Je n'étais pas bien, c'est toujours des moments difficiles... Mais le coach est toujours resté positif et ouvert avec moi. Il me conseillait dans le jeu, me disait de ne pas lâcher, que si ça devait venir ça viendrait. Ça m'a donné envie de me battre, je me suis mis dans mon coin et j'ai bossé. Je me répète un peu avec ça, jusqu'au bout. mais c'est essentiel.
Ne jamais rien lâcher,
c'est ta marque de fabrique?
Oui, on peut dire ça. Dans la famille, on a toujours été comme ça. Mes parents
n'ont pas eu la vie facile, ils ont dû se battre pour offrir un avenir à leurs
enfants. A mon tour j'applique donc cette approche de la vie, c'est en moi.
En tout cas, tu
sembles avoir encore progressé en ayant dû te battre pour retrouver ta place.
Penses tu atteindre ton meilleur niveau actuellement ?
Non, j'ai encore des
progrès à faire, principalement dans la relance. C'est vrai que des fois j'abuse
à dégager alors que j'ai le temps de faire autre chose (rire), mais je me soigne
je vous jure ! Plus sérieusement, c'est un secteur de jeu où je m'efforce de
mettre plus d'application en gommant les imperfections.
Comment le chien fou des débuts marseillais en 97 s'est mué en père tranquille
presque dix ans après ?
C'est vrai qu'à
Marseille, Bruno N'Gotty, qui avait joué au Milan AC auparavant, m'avait
surnommé Gattuso. Je courais partout, je criais, je parlais mal à mes
adversaires, sur le terrain j'étais un peu fou. Mais j'ai changé. Le déclic a
été la naissance de mon premier enfant. Etre père a changé ma vie et la vision
que j'en avais. Quand on a cette responsabilité, ce n'est plus pareil. Il n'y a
que Sammy qui ne changera jamais (rire) ! Mais qu'il reste le même, c'est le «
number one »! Sinon, dans le jeu, le fait de reculer en défense m'a aidé, mais
il n'y a pas que ça. J'ai une autre approche aujourd'hui, je suis plus calme, je
prends les choses avec plus de philosophie.

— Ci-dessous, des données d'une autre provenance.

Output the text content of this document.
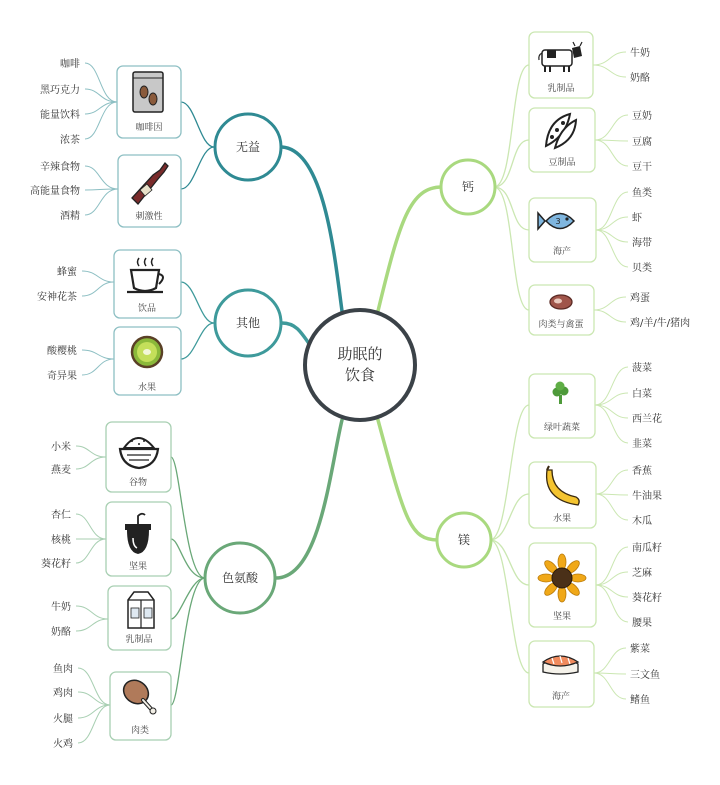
助眠的
饮食
无益
其他
色氨酸
钙
镁
咖啡因
咖啡
黑巧克力
能量饮料
浓茶
刺激性
辛辣食物
高能量食物
酒精
饮品
蜂蜜
安神花茶
水果
酸樱桃
奇异果
谷物
小米
燕麦
坚果
杏仁
核桃
葵花籽
乳制品
牛奶
奶酪
肉类
鱼肉
鸡肉
火腿
火鸡
乳制品
牛奶
奶酪
豆制品
豆奶
豆腐
豆干
3
海产
鱼类
虾
海带
贝类
肉类与禽蛋
鸡蛋
鸡/羊/牛/猪肉
绿叶蔬菜
菠菜
白菜
西兰花
韭菜
水果
香蕉
牛油果
木瓜
坚果
南瓜籽
芝麻
葵花籽
腰果
海产
紫菜
三文鱼
鳍鱼
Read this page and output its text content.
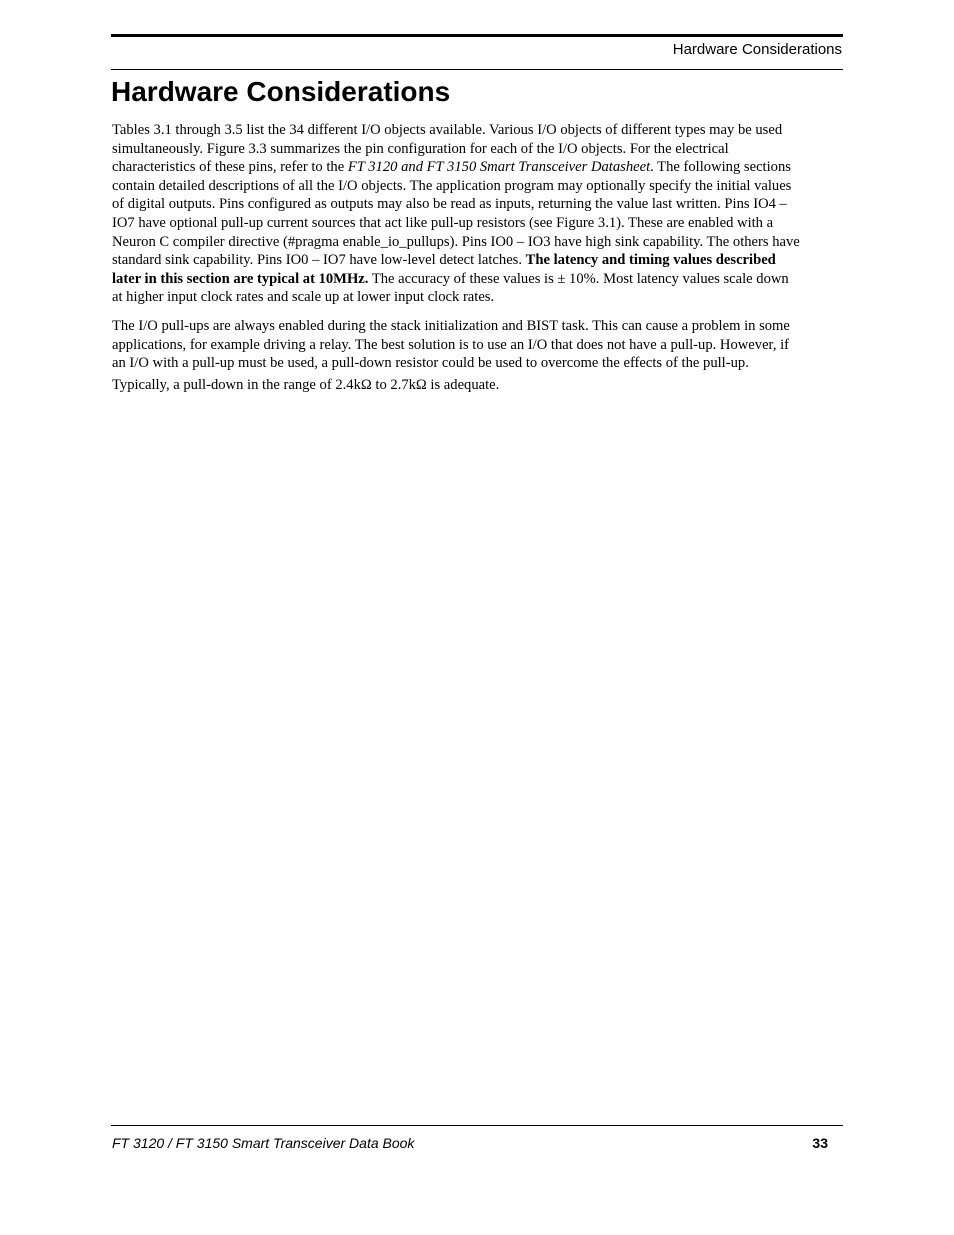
Hardware Considerations
Hardware Considerations
Tables 3.1 through 3.5 list the 34 different I/O objects available. Various I/O objects of different types may be used
simultaneously. Figure 3.3 summarizes the pin configuration for each of the I/O objects. For the electrical
characteristics of these pins, refer to the FT 3120 and FT 3150 Smart Transceiver Datasheet. The following sections
contain detailed descriptions of all the I/O objects. The application program may optionally specify the initial values
of digital outputs. Pins configured as outputs may also be read as inputs, returning the value last written. Pins IO4 –
IO7 have optional pull-up current sources that act like pull-up resistors (see Figure 3.1). These are enabled with a
Neuron C compiler directive (#pragma enable_io_pullups). Pins IO0 – IO3 have high sink capability. The others have
standard sink capability. Pins IO0 – IO7 have low-level detect latches. The latency and timing values described
later in this section are typical at 10MHz. The accuracy of these values is ± 10%. Most latency values scale down
at higher input clock rates and scale up at lower input clock rates.
The I/O pull-ups are always enabled during the stack initialization and BIST task. This can cause a problem in some
applications, for example driving a relay. The best solution is to use an I/O that does not have a pull-up. However, if
an I/O with a pull-up must be used, a pull-down resistor could be used to overcome the effects of the pull-up.
Typically, a pull-down in the range of 2.4kΩ to 2.7kΩ is adequate.
FT 3120 / FT 3150 Smart Transceiver Data Book	33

Le Gitan s'assagit-il avec le temps ?
Toujours un peu, mais la flamme est là, elle ne nous quitte jamais ! Je pense tout simplement qu'avec l'âge on réfléchit plus sur soi, les rapports avec les autres. Des fois, je joue un peu dur, même à l'entraînement ! Après coup je le regrette toujours, mais sur le terrain je suis comme ça, je me donne à 200%.
Aujourd'hui, entre Marseille et Nice ton coeur balance. N'est-ce pas dur de retourner au Vélodrome dans la peau de l'adversaire ?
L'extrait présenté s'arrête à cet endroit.